1. Understanding the mechanisms by which environmental change has impacted natural processes typically requires good time series for the environmental change. Unfortunately, other than for climate, detailed time series of historical environments are scarce. In many instances, researchers can only collate disparate and sometimes fragmented information from the literature or from historical or pre-historical sources.
2. Here, we apply modern statistical methods to reconstruct a recent historical time series of environmental change from sparse data collected from heterogeneous sources. Specifically, we deal with record irregularity and the varying levels of uncertainty associated with each datum using state-space models in a hierarchical Bayesian framework.
3. As an example, we reconstruct a time series of a simple landscape feature (hedgerow length) over a large spatial scale (Britain) over a long-time period (50 years), by combining both stock estimates and rate of change estimates, gathered from different historical sources.
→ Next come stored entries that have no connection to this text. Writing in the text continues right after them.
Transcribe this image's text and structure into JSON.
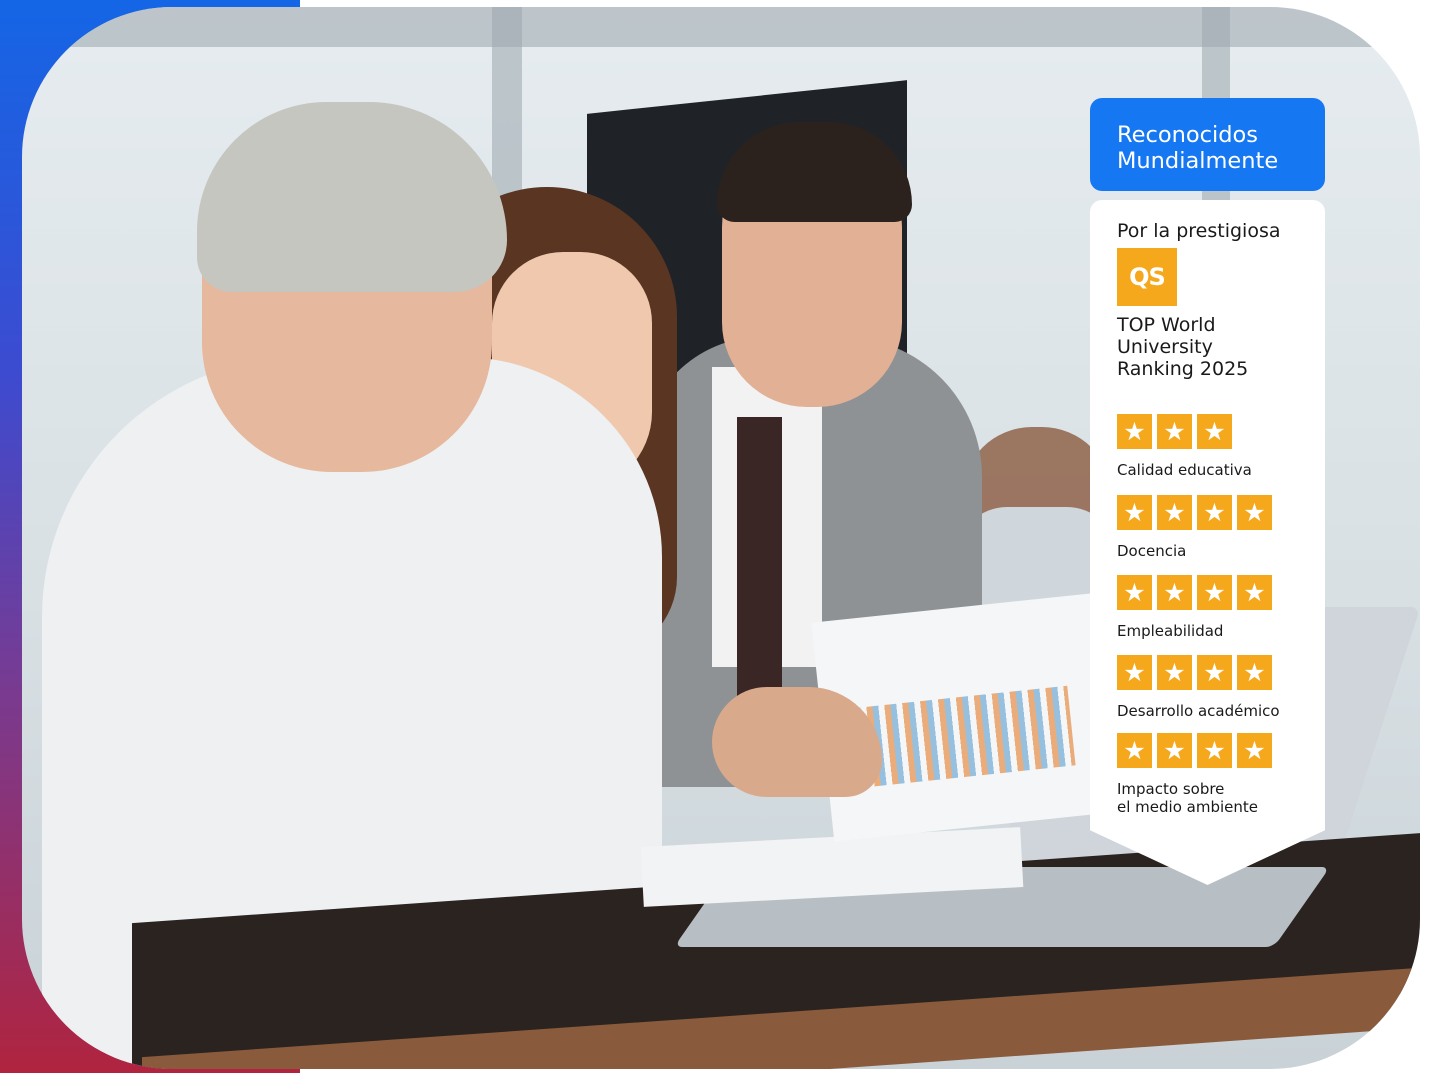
{
  "badge": {
    "header_line1": "Reconocidos",
    "header_line2": "Mundialmente",
    "intro": "Por la prestigiosa",
    "logo_text": "QS",
    "ranking_line1": "TOP World",
    "ranking_line2": "University",
    "ranking_line3": "Ranking 2025",
    "criteria": [
      {
        "label": "Calidad educativa",
        "stars": 3
      },
      {
        "label": "Docencia",
        "stars": 4
      },
      {
        "label": "Empleabilidad",
        "stars": 4
      },
      {
        "label": "Desarrollo académico",
        "stars": 4
      },
      {
        "label_line1": "Impacto sobre",
        "label_line2": "el medio ambiente",
        "stars": 4
      }
    ],
    "star_glyph": "★"
  },
  "colors": {
    "header_bg": "#1677f2",
    "star_bg": "#f5a81c",
    "logo_bg": "#f5a81c",
    "gradient_top": "#1466e6",
    "gradient_bottom": "#b0243f"
  },
  "icons": [
    "qs-logo",
    "star-icon"
  ]
}
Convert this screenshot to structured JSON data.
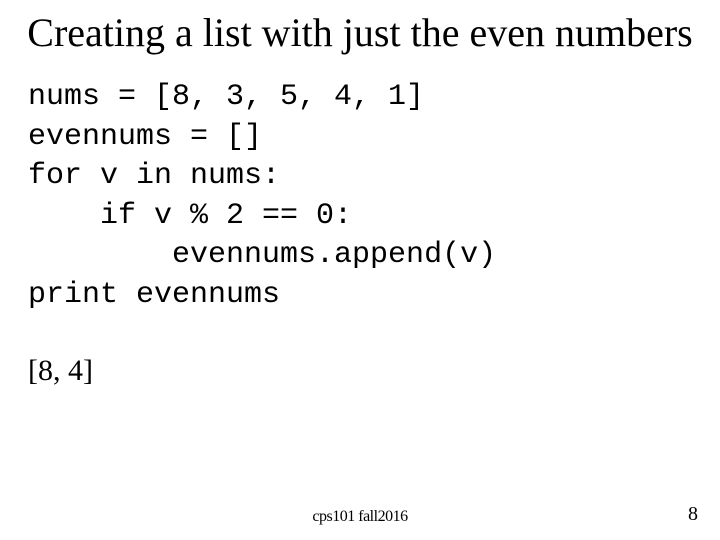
{
  "title": "Creating a list with just the even\nnumbers",
  "code": "nums = [8, 3, 5, 4, 1]\nevennums = []\nfor v in nums:\n    if v % 2 == 0:\n        evennums.append(v)\nprint evennums",
  "output": "[8, 4]",
  "footer_center": "cps101 fall2016",
  "footer_right": "8"
}
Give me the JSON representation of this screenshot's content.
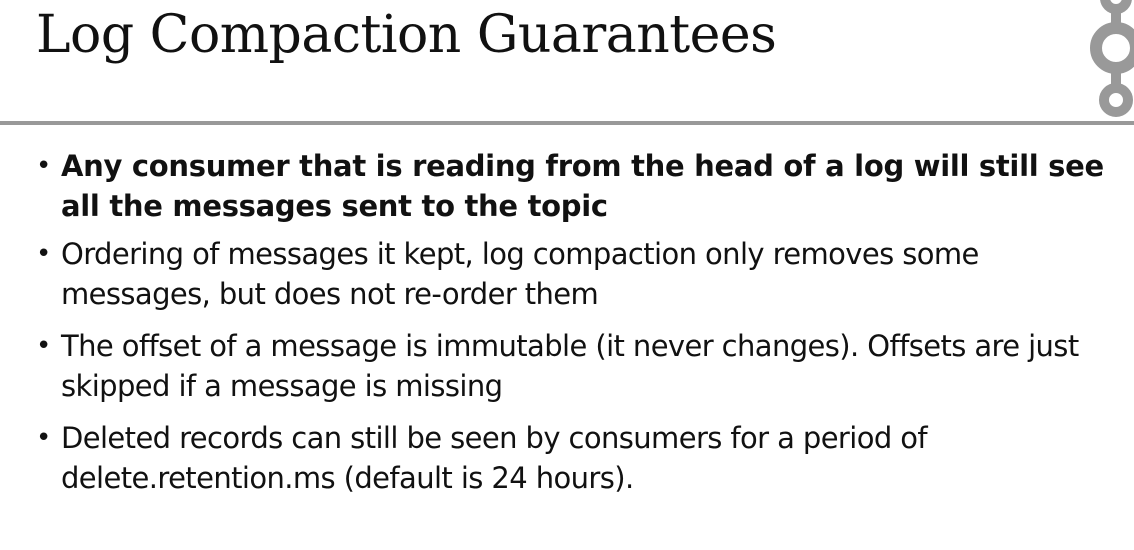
{
  "slide": {
    "title": "Log Compaction Guarantees",
    "bullets": [
      {
        "text": "Any consumer that is reading from the head of a log will still see all the messages sent to the topic",
        "bold": true
      },
      {
        "text": "Ordering of messages it kept, log compaction only removes some messages, but does not re-order them",
        "bold": false
      },
      {
        "text": "The offset of a message is immutable (it never changes). Offsets are just skipped if a message is missing",
        "bold": false
      },
      {
        "text": "Deleted records can still be seen by consumers for a period of delete.retention.ms (default is 24 hours).",
        "bold": false
      }
    ]
  },
  "colors": {
    "text": "#111111",
    "rule": "#999999",
    "logo": "#999999",
    "background": "#ffffff"
  },
  "icons": {
    "logo": "kafka-logo-icon",
    "bullet": "bullet-dot"
  }
}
4. We illustrate the utility of the method by relating the population trends of a hedgerow-nesting passerine bird, the yellowhammer Emberiza citrinella to the reconstructed trends in hedgerow length. Population density was closely related to hedgerow availability, suggesting a potential key role for nesting habitat loss in the yellowhammer decline.
5. The modelling framework we used is flexible and general. The method can be adapted to reconstruct time series of any environmental variables from a variety of sparse and heterogeneous historical sources.